3. Ein Verfahrensfehler liegt auch nicht darin, dass das FG die Personen, von denen das Geld auf dem Festgeldkonto der Klägerin angeblich stammen soll, nicht als Zeugen vernommen hat.
Zur schlüssigen Darlegung des Verfahrensmangels eines vom FG übergangenen Beweisantrags gehört nach ständiger Rechtsprechung (u.a.) auch der Vortrag, dass die Nichterhebung des Beweises in der mündlichen Verhandlung gerügt wurde oder weshalb diese Rüge nicht möglich war (ständige Rechtsprechung, vgl. z.B. BFH-Urteil vom 20. April 1989 IV R 299/83, BFHE 157, 106, BStBl II 1989, 727, und BFH-Beschluss vom 17. November 1997 VIII B 16/97, BFH/NV 1998, 608). Da der im finanzgerichtlichen Verfahren geltende Untersuchungsgrundsatz eine Verfahrensvorschrift ist, auf deren Einhaltung ein Beteiligter --ausdrücklich oder durch Unterlassen einer Rüge-- verzichten kann (§ 155 FGO i.V.m. § 295 der Zivilprozessordnung), hat die unterlassene rechtzeitige Rüge den endgültigen Rügeverlust, so z.B. auch zur Begründung einer Nichtzulassungsbeschwerde, zur Folge (vgl. Senatsbeschluss vom 17. Dezember 1999 VII B 183/99, BFH/NV 2000, 597). An entsprechenden Darlegungen der Beschwerde, dass die Klägerin in der mündlichen Verhandlung vor dem FG das Übergehen eines zuvor schriftsätzlich gestellten Beweisantrags gerügt hat oder weshalb diese Rüge nicht möglich war, fehlt es im Streitfall. Auch ist weder den Schriftsätzen der Klägerin noch dem Verhandlungsprotokoll ein entsprechender Beweisantrag zu entnehmen. Auch wenn die Klägerin in der mündlichen Verhandlung nicht anwaltlich vertreten war, ist ihr der Rügeverzicht zuzurechnen. Denn ihrer --nach Aktenlage im Rechtsverkehr nicht unkundigen-- Mutter, die für sie aufgetreten ist, musste sich nach dem Verlauf der Verhandlung aufdrängen, dass es auf den Nachweis der Herkunft der für den Hauskauf aufgewendeten Gelder streitentscheidend ankam.

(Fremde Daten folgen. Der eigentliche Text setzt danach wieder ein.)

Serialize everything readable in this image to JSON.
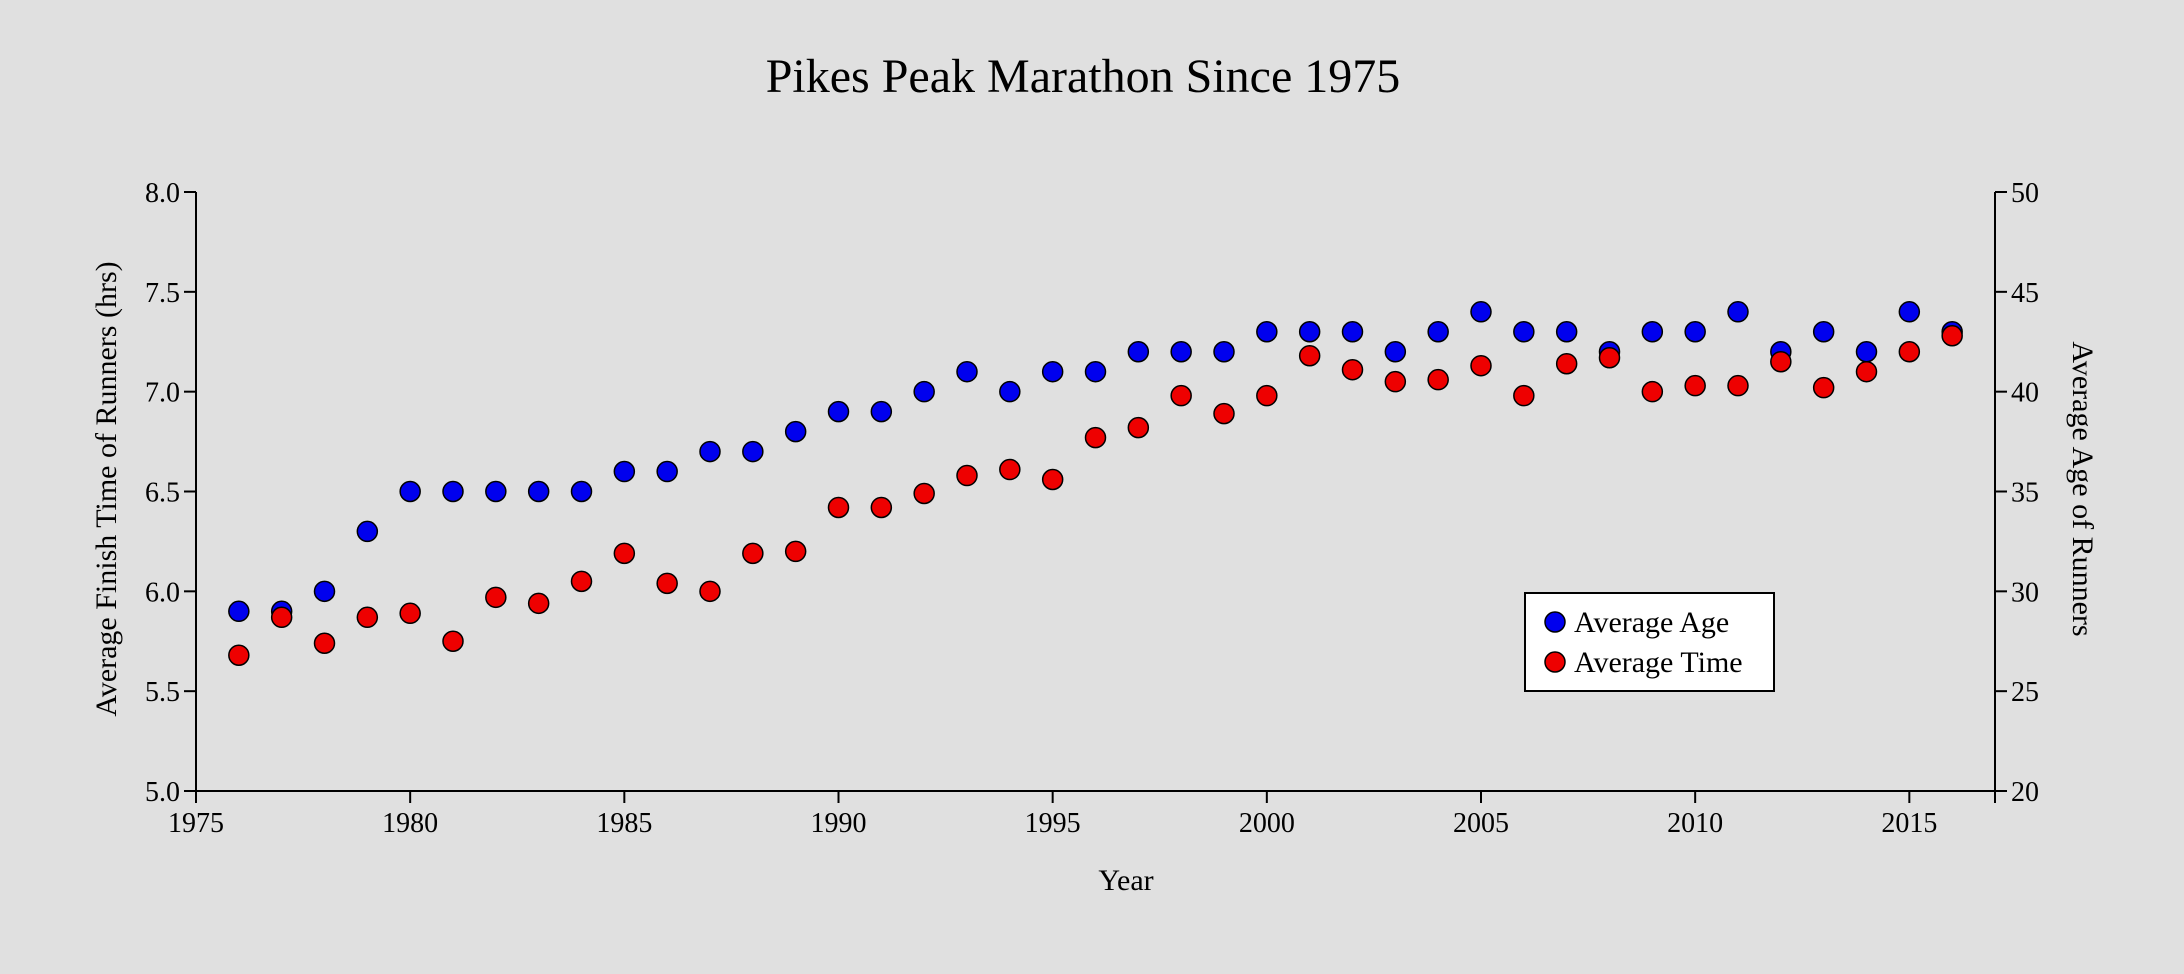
{
  "chart_data": {
    "type": "scatter",
    "title": "Pikes Peak Marathon Since 1975",
    "xlabel": "Year",
    "ylabel_left": "Average Finish Time of Runners (hrs)",
    "ylabel_right": "Average Age of Runners",
    "xlim": [
      1975,
      2017
    ],
    "ylim_left": [
      5.0,
      8.0
    ],
    "ylim_right": [
      20,
      50
    ],
    "x_ticks": [
      "1975",
      "1980",
      "1985",
      "1990",
      "1995",
      "2000",
      "2005",
      "2010",
      "2015"
    ],
    "y_left_ticks": [
      "5.0",
      "5.5",
      "6.0",
      "6.5",
      "7.0",
      "7.5",
      "8.0"
    ],
    "y_right_ticks": [
      "20",
      "25",
      "30",
      "35",
      "40",
      "45",
      "50"
    ],
    "grid": false,
    "legend_position": "lower-right",
    "series": [
      {
        "name": "Average Age",
        "axis": "right",
        "color": "#0000ee",
        "points": [
          [
            1976,
            29
          ],
          [
            1977,
            29
          ],
          [
            1978,
            30
          ],
          [
            1979,
            33
          ],
          [
            1980,
            35
          ],
          [
            1981,
            35
          ],
          [
            1982,
            35
          ],
          [
            1983,
            35
          ],
          [
            1984,
            35
          ],
          [
            1985,
            36
          ],
          [
            1986,
            36
          ],
          [
            1987,
            37
          ],
          [
            1988,
            37
          ],
          [
            1989,
            38
          ],
          [
            1990,
            39
          ],
          [
            1991,
            39
          ],
          [
            1992,
            40
          ],
          [
            1993,
            41
          ],
          [
            1994,
            40
          ],
          [
            1995,
            41
          ],
          [
            1996,
            41
          ],
          [
            1997,
            42
          ],
          [
            1998,
            42
          ],
          [
            1999,
            42
          ],
          [
            2000,
            43
          ],
          [
            2001,
            43
          ],
          [
            2002,
            43
          ],
          [
            2003,
            42
          ],
          [
            2004,
            43
          ],
          [
            2005,
            44
          ],
          [
            2006,
            43
          ],
          [
            2007,
            43
          ],
          [
            2008,
            42
          ],
          [
            2009,
            43
          ],
          [
            2010,
            43
          ],
          [
            2011,
            44
          ],
          [
            2012,
            42
          ],
          [
            2013,
            43
          ],
          [
            2014,
            42
          ],
          [
            2015,
            44
          ],
          [
            2016,
            43
          ]
        ]
      },
      {
        "name": "Average Time",
        "axis": "left",
        "color": "#ee0000",
        "points": [
          [
            1976,
            5.68
          ],
          [
            1977,
            5.87
          ],
          [
            1978,
            5.74
          ],
          [
            1979,
            5.87
          ],
          [
            1980,
            5.89
          ],
          [
            1981,
            5.75
          ],
          [
            1982,
            5.97
          ],
          [
            1983,
            5.94
          ],
          [
            1984,
            6.05
          ],
          [
            1985,
            6.19
          ],
          [
            1986,
            6.04
          ],
          [
            1987,
            6.0
          ],
          [
            1988,
            6.19
          ],
          [
            1989,
            6.2
          ],
          [
            1990,
            6.42
          ],
          [
            1991,
            6.42
          ],
          [
            1992,
            6.49
          ],
          [
            1993,
            6.58
          ],
          [
            1994,
            6.61
          ],
          [
            1995,
            6.56
          ],
          [
            1996,
            6.77
          ],
          [
            1997,
            6.82
          ],
          [
            1998,
            6.98
          ],
          [
            1999,
            6.89
          ],
          [
            2000,
            6.98
          ],
          [
            2001,
            7.18
          ],
          [
            2002,
            7.11
          ],
          [
            2003,
            7.05
          ],
          [
            2004,
            7.06
          ],
          [
            2005,
            7.13
          ],
          [
            2006,
            6.98
          ],
          [
            2007,
            7.14
          ],
          [
            2008,
            7.17
          ],
          [
            2009,
            7.0
          ],
          [
            2010,
            7.03
          ],
          [
            2011,
            7.03
          ],
          [
            2012,
            7.15
          ],
          [
            2013,
            7.02
          ],
          [
            2014,
            7.1
          ],
          [
            2015,
            7.2
          ],
          [
            2016,
            7.28
          ]
        ]
      }
    ]
  }
}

Abgesehen davon ist dem Vorbringen der Klägerin kein Sachverhalt zu entnehmen, der Anlass zu einer Zeugenvernehmung gegeben hätte. Nach dem Verhandlungsprotokoll hat sie zu den Geldgeschenken ihrer Großeltern zu ihrer Taufe vorgetragen. Das FG hat dazu festgestellt, dass die Zahlungsvorgänge unsubstantiiert geblieben und keine nachvollziehbaren Angaben zu den angeblich mit diesem Geld eröffneten Konten gemacht worden seien. Es bleibt offen, welchen entscheidungserheblichen Sachverhalt die Zeugen hätten bestätigen sollen.